Po restarcie dowiedziałem się, że explorer.exe wykonał nieprawidłową operację i zostanie zakończony. To tyle z cyklu i żyli długo i szczęśliwie. Kolejny restart, włożenie płytki z Office, kolejna prośba o aktualizację. Błąd aktualizacji, wybierz opcję napraw produkt. Napraw produkt, błąd instalacji, system Windows musi zostać uruchomiony ponownie. I tak w kółko, z tym, że Explorer wspaniałomyślnie przestał zdychać.

Pojawiła sie koncepcja ponownej instalacji Windows od zera. Tutaj padła propozycja nie do odrzucenia: zainstaluj mi Linuksa. Od niedzieli stoi tam PLD Ac (2.0). Gnome 2.10, Metacity, Nautilus, Firefox, Totem, Beep Media Player, GnuGadu. Dodatkowo serwer SSH i VNC, dla mnie. Szybsze od Windowsa, wygląda podobnie, nie ma wirusów. Nie ma strachu, że siostra coś ściągnie, uruchomi i wszystko padnie. Co ciekawe, pod Linuksem ten sam monitor pracuje bez problemu w wyższej rozdzielczości niż potrafił dać mu Windows (tak, umiem skonfigurować monitor pod Windowsem).

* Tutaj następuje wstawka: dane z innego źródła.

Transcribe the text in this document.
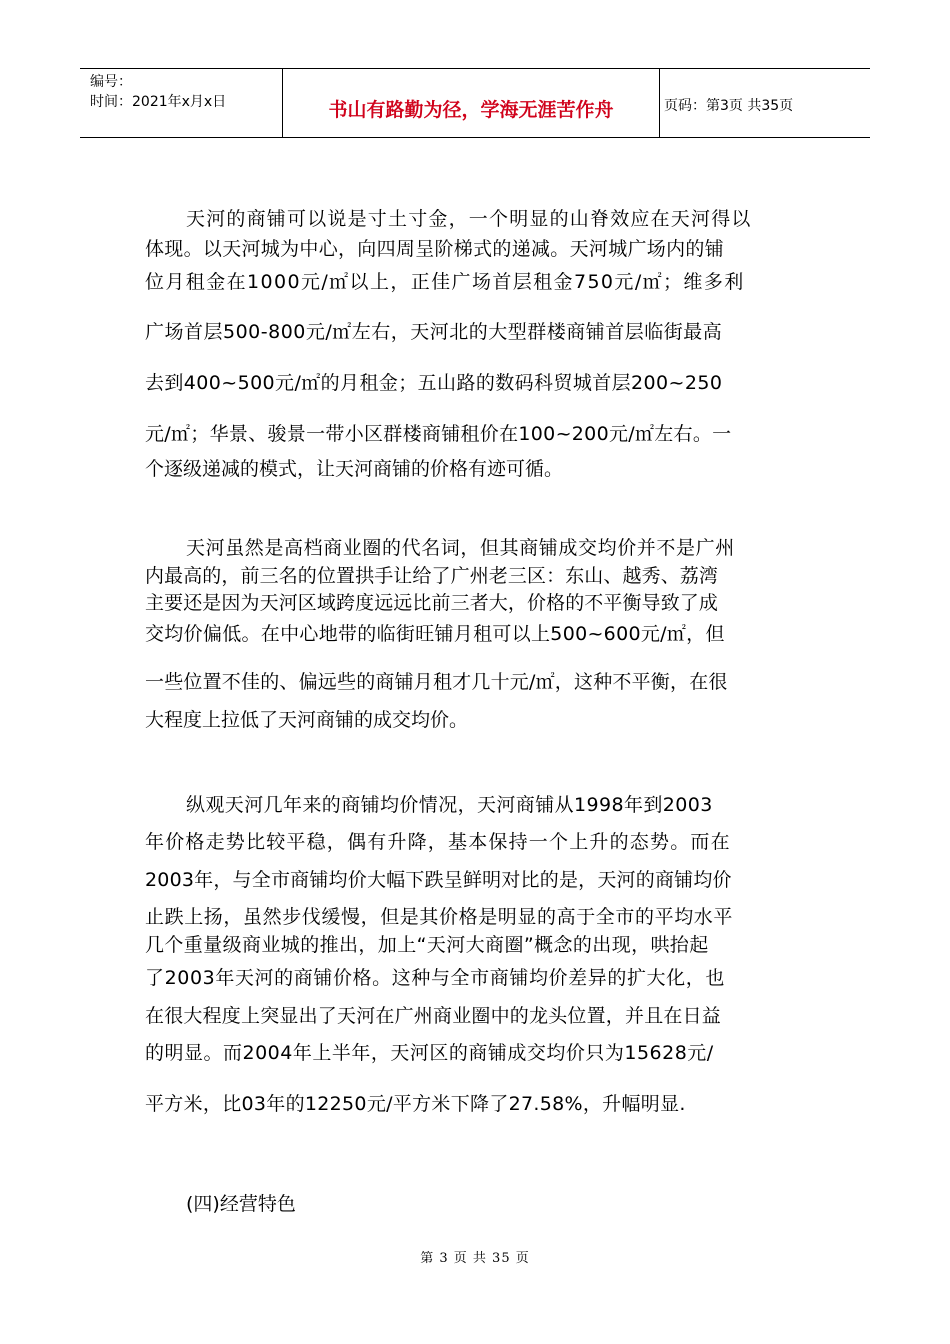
编号：
时间：2021年x月x日	书山有路勤为径，学海无涯苦作舟	页码：第3页 共35页
天河的商铺可以说是寸土寸金，一个明显的山脊效应在天河得以
体现。以天河城为中心，向四周呈阶梯式的递减。天河城广场内的铺
位月租金在1000元/㎡以上，正佳广场首层租金750元/㎡；维多利
广场首层500-800元/㎡左右，天河北的大型群楼商铺首层临街最高
去到400~500元/㎡的月租金；五山路的数码科贸城首层200~250
元/㎡；华景、骏景一带小区群楼商铺租价在100~200元/㎡左右。一
个逐级递减的模式，让天河商铺的价格有迹可循。
天河虽然是高档商业圈的代名词，但其商铺成交均价并不是广州
内最高的，前三名的位置拱手让给了广州老三区：东山、越秀、荔湾
主要还是因为天河区域跨度远远比前三者大，价格的不平衡导致了成
交均价偏低。在中心地带的临街旺铺月租可以上500~600元/㎡，但
一些位置不佳的、偏远些的商铺月租才几十元/㎡，这种不平衡，在很
大程度上拉低了天河商铺的成交均价。
纵观天河几年来的商铺均价情况，天河商铺从1998年到2003
年价格走势比较平稳，偶有升降，基本保持一个上升的态势。而在
2003年，与全市商铺均价大幅下跌呈鲜明对比的是，天河的商铺均价
止跌上扬，虽然步伐缓慢，但是其价格是明显的高于全市的平均水平
几个重量级商业城的推出，加上“天河大商圈”概念的出现，哄抬起
了2003年天河的商铺价格。这种与全市商铺均价差异的扩大化，也
在很大程度上突显出了天河在广州商业圈中的龙头位置，并且在日益
的明显。而2004年上半年，天河区的商铺成交均价只为15628元/
平方米，比03年的12250元/平方米下降了27.58%，升幅明显.
(四)经营特色
第 3 页 共 35 页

Za system odpowiadam ja. Dziś okazało się, że w niedzielę zapomniałem dokonfigurować polską klawiaturę w Iksach. Z domu wykonałem szybkie logowanie na SSH, zmieniłem jedną linijkę w konfiguracji, poprosiłem o wylogowanie i zdalnie zrestartowałem GDM. Cud, miód i orzeszki, a do tego nie szczypie w oczy.